Olabildiğince hızlı bir şekilde olay yeri olan okula gidiyorduk. Iki dakika öncesine kadar telsiz elimde,olay yerinde olanlar ile iletişim kuruyordum,Ta ki telsizde ki adamın sesi boğuklaşana kadar.
Kafamı Mert'e çevirip bir şey söyliyeceğim sırada,arabanın üst kısmı aramızda belirdi.İkimizde yerimizden sıçradık.Mert arabanın kontürolünü kaybetmişti.
"Siktir!"
"Dikkat et!"
Hemen direksiyonu yakalasada ormanlık alana girip ağaca çarpmamızı engelleyemedi.
Gözlerimi aralayıp başımı kaldırdığımda önümüzdeki koskoca ağacı gördüm.Kafam kanıyordu ve başım zonkluyordu.Bakışlarımı Mert'e çevirdiğimde kafası direksiyonda baygın bir şekilde duruyordu.
Elimle onu bir kaç kere dürtükten sonra uyanmıştı."Ne oldu?"Kafamı iki yana sallayıp cevap verdim.
"Bilmiyorum,arabanın üstü çöktü ve kaza yaptık."
Arabadan inip derin bir nefes aldım.Kapıyı kapattıktan sonra gördüğüm şeyle öylece kala kaldım.
Olduğum yerde kalmıştım,gözlerim ardına kadar açıldı.Bu gördüğüm aynı dün gece çarptığım şeye benziyordu.Çığlığı basmamla Mert arabadan hızla indi.İnmesiyle donup kalması bir oldu."B-bu ne?"
Kendimi hareketsizlikten kurtararak belimdeki silahı alıp karşımda bizim gibi vücudu olan, gözleri siyah kırmızı ve sırtından kuyruk gibi şeyler çıkan yaratığa doğrulttum.
Mert de silahını kavrayıp ona döndürdüğunde büyük bir cesaretle ağzımı açtım.
"Nesin sen!?Bizden ne istiyorsun!?"
Biraz fazla bağırmıştım ama bu gayet normal birşeydi dimi?Sonuçta hergün tuhaf yaratıklarla karşı karşıya gelmiyorum, doğal olarak korkmuştum.
Yaratık soruma cevap vermeyince Mert silahını sımsıkı kavradıktan sonra konuştu.
"Cevap versene,nesin,nereden geliyorsun ve geldiğin yerde senden ne kadar var!?"

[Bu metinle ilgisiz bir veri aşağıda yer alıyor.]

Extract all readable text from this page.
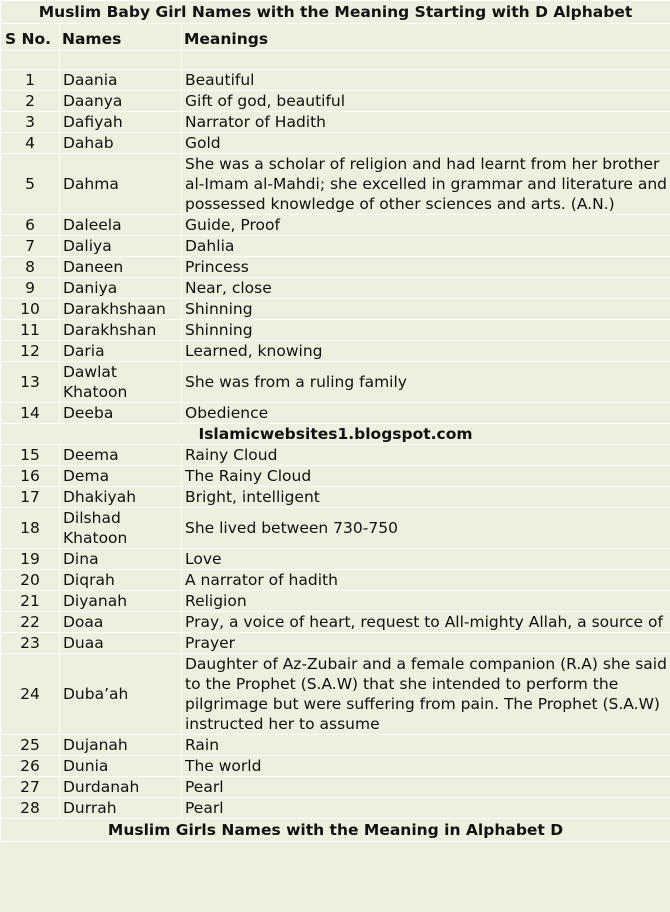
Muslim Baby Girl Names with the Meaning Starting with D Alphabet		
S No.	Names	Meanings

1	Daania	Beautiful
2	Daanya	Gift of god, beautiful
3	Dafiyah	Narrator of Hadith
4	Dahab	Gold
5	Dahma	She was a scholar of religion and had learnt from her brother al-Imam al-Mahdi; she excelled in grammar and literature and possessed knowledge of other sciences and arts. (A.N.)
6	Daleela	Guide, Proof
7	Daliya	Dahlia
8	Daneen	Princess
9	Daniya	Near, close
10	Darakhshaan	Shinning
11	Darakhshan	Shinning
12	Daria	Learned, knowing
13	Dawlat Khatoon	She was from a ruling family
14	Deeba	Obedience
Islamicwebsites1.blogspot.com		
15	Deema	Rainy Cloud
16	Dema	The Rainy Cloud
17	Dhakiyah	Bright, intelligent
18	Dilshad Khatoon	She lived between 730-750
19	Dina	Love
20	Diqrah	A narrator of hadith
21	Diyanah	Religion
22	Doaa	Pray, a voice of heart, request to All-mighty Allah, a source of
23	Duaa	Prayer
24	Duba’ah	Daughter of Az-Zubair and a female companion (R.A) she said to the Prophet (S.A.W) that she intended to perform the pilgrimage but were suffering from pain. The Prophet (S.A.W) instructed her to assume
25	Dujanah	Rain
26	Dunia	The world
27	Durdanah	Pearl
28	Durrah	Pearl
Muslim Girls Names with the Meaning in Alphabet D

Bizi anladığından bile emin değildim.
Sadece durup bize bakıyordu,aniden gülmeye başladı.Komik olan ne acaba?
Mert ile bakıştık,onun da neler olduğunu kavrayamamış ve korktuğu gözlerine yansımıştı.
"Neye gülüyorsun ucube?"
Mert'e onu uyarırcasına bakış attım. Canına mı susadı bu manyak?
Karşımızda ne olduğunu bilmediğimiz ya da benim tahmin ettiğim şeyi kızdırmak bizim için iyi olmadığı kesindi.
"Siz insanlar..."dedi yaratık gülmeyi keserek.
"Tek iyi yanınız tadınızın güzel olması."
Kaşlarımı çattım ve ağzım istemsizce açıldı."Tadımız mı?"
Ghoul.
Evet bu yaratık tahmin ettiğim gibi Dolunay'ın anlattığı Ghoullar dan.Dolunay'ın söylediklerine göre ghoullar insan eti yiyorlardı.
Ghoulların varlığı bizim yani insanlığın sonu olabilirdi!
Ölmek için çok gencim ben..
Elimi tetiğe getirip basacak iken ghoul bi anda kuyruk gibi olan (artık her neyse)onunla silahımı fırlattı.
Ama beni engellesede Mert tetiğe basabilmişti.Ghoul sırıtarak arkasını dönüp Mert'e baktı.Arkasına döndüğünde kurşunun isabet ettiği yere omzuna baktım.